The INSEE industry climate gauge as a 29.6 percentile standing and the index fell month-to-month to boot. The index is still below (by 3.6 points) its level of January 2020 before the pandemic struck.
The INSEE manufacturing survey The manufacturing production outlook fell back to -10.3 in October from -6.1 in September, only slightly weaker than the August reading of -9.0. These expectations have been weaker since 2001 about 31% of the time and stronger nearly 70% of the time.
Production has a ‘recent trend’ that has worsened in the month as it fell to a diffusion value of -11.3 in October from -6.4 in September and -4.0 in August. This trend has been weaker historically by less than 10% of the time. Survey respondent also supply expectations for their own firm/industry as a ‘personal likely trend.’ This assessment fell to 4.8 in October from 16.6 in September – but it is higher in comparison to August. The reading for the own-firm trend is at a 29.1% standing, much better than for manufacturing overall but still a lower one-third of ranking value.

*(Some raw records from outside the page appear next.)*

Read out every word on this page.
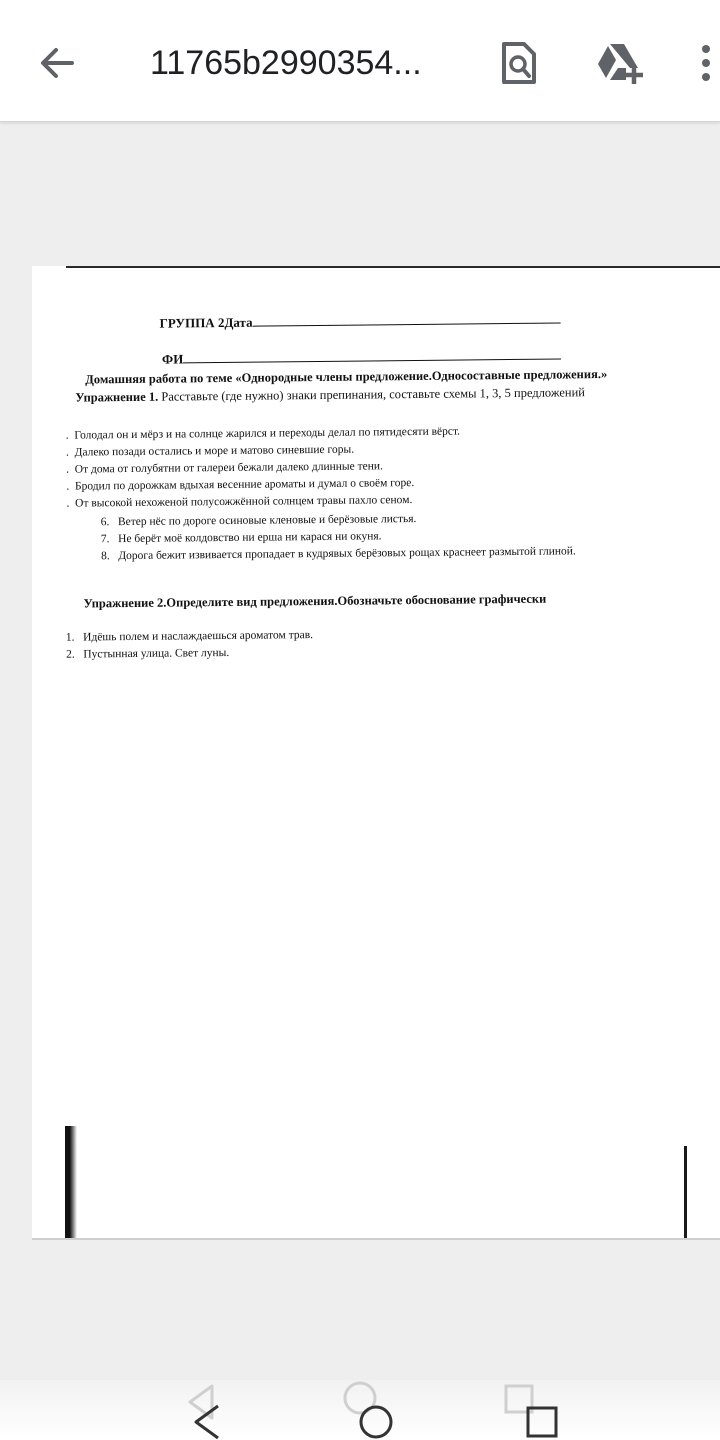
11765b2990354...
ГРУППА 2Дата
ФИ
Домашняя работа по теме «Однородные члены предложение.Односоставные предложения.»
Упражнение 1. Расставьте (где нужно) знаки препинания, составьте схемы 1, 3, 5 предложений
.  Голодал он и мёрз и на солнце жарился и переходы делал по пятидесяти вёрст.
.  Далеко позади остались и море и матово синевшие горы.
.  От дома от голубятни от галереи бежали далеко длинные тени.
.  Бродил по дорожкам вдыхая весенние ароматы и думал о своём горе.
.  От высокой нехоженой полусожжённой солнцем травы пахло сеном.
6. Ветер нёс по дороге осиновые кленовые и берёзовые листья.
7. Не берёт моё колдовство ни ерша ни карася ни окуня.
8. Дорога бежит извивается пропадает в кудрявых берёзовых рощах краснеет размытой глиной.
Упражнение 2.Определите вид предложения.Обозначьте обоснование графически
1. Идёшь полем и наслаждаешься ароматом трав.
2. Пустынная улица. Свет луны.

Orders and demand remained sub-par in October but improved to -17.3 from -21.5 in September and similar weakness in August. This entry has a percentile standing below its historic median at its 44.1 percentile. Foreign orders and demand have shown more persistent progress, rising to -2.9 in October from -13.0 in September; this series, quite contrarily, has a very strong 81-percentile standing. The French, in some sense, expect to be boosted by foreign economies. That remains to be seen since it is far from clear where this stronger growth is going to occur.
On the price front, the own-price responses are weaker than their August levels while for overall manufacturing prices, the expectation is for net stronger pressures. The own price ranking is at 34.8% with the manufacturing index at a 44.9 percentile.